At the time, the Internet was transforming from a niche technology into a global force, and companies that recognized its potential early on—like Amazon and Google—would grow into the giants of the digital age.

This transformation required massive investments in new infrastructure, such as data centers and content delivery networks, to unleash the full potential of the Internet.

We see a similar pattern today with artificial intelligence. As AI advances, the demand for infrastructure that can handle the massive amounts of data it generates and processes is skyrocketing.

NVIDIA is at the forefront of this trend, with its GPUs supporting some of the most demanding AI applications, making it a key player in the continued expansion of AI.

Moreover, as AI becomes more deeply integrated into various industries, the need for secure, decentralized systems — such as those developed by AI crypto startups — will continue to grow.

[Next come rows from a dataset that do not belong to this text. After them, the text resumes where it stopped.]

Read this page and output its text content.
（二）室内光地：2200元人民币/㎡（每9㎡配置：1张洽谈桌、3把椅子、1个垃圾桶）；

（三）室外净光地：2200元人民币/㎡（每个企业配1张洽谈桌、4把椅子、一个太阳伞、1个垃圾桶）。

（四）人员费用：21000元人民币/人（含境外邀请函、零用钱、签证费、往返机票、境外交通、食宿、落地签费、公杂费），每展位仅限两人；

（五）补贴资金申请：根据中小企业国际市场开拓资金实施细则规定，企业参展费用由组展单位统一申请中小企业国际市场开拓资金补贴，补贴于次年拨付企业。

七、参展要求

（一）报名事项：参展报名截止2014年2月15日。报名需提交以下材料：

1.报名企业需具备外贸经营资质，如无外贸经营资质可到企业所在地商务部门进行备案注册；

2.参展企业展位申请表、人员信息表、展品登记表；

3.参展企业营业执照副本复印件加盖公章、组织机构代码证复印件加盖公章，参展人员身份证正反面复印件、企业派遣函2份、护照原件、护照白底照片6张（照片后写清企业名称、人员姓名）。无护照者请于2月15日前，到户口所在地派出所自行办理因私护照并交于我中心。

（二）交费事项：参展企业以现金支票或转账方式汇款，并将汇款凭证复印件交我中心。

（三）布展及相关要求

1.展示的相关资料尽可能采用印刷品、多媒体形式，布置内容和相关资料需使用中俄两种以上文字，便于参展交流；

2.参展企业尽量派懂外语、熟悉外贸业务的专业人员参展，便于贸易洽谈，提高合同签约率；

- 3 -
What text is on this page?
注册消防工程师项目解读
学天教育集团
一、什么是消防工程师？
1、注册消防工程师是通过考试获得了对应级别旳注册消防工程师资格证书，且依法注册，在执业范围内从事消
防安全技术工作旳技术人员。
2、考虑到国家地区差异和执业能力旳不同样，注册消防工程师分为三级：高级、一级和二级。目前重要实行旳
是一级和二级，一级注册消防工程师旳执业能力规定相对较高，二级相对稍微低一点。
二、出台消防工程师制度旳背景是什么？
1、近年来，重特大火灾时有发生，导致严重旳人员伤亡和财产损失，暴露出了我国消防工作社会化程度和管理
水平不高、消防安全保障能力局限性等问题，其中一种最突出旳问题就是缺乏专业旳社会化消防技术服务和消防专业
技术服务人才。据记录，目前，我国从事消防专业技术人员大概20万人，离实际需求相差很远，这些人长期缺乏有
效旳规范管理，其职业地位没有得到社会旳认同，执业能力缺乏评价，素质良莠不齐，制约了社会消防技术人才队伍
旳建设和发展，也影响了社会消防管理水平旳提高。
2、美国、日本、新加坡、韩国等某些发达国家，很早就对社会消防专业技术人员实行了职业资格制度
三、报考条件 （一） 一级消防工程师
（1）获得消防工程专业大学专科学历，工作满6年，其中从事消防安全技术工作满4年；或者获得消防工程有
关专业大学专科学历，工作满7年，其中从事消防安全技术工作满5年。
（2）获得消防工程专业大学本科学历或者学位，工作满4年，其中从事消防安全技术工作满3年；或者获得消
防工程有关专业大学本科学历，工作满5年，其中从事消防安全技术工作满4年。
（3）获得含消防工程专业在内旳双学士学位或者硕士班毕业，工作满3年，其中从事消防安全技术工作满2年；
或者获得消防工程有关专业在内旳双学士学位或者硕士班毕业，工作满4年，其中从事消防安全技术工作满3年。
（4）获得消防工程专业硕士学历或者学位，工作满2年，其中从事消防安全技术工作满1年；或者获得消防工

By combining the strengths of AI and blockchain, we are creating a new class of smart digital assets that are secure, transparent, and capable of solving real-world challenges.

As this trend continues, it is clear that the future of cryptocurrencies lies not only in digital currencies, but in the smart systems that support them. This is an area worth following closely, as the possibilities are truly endless.

Disclosure: This article does not constitute investment advice. The content and materials on this page are for educational purposes only.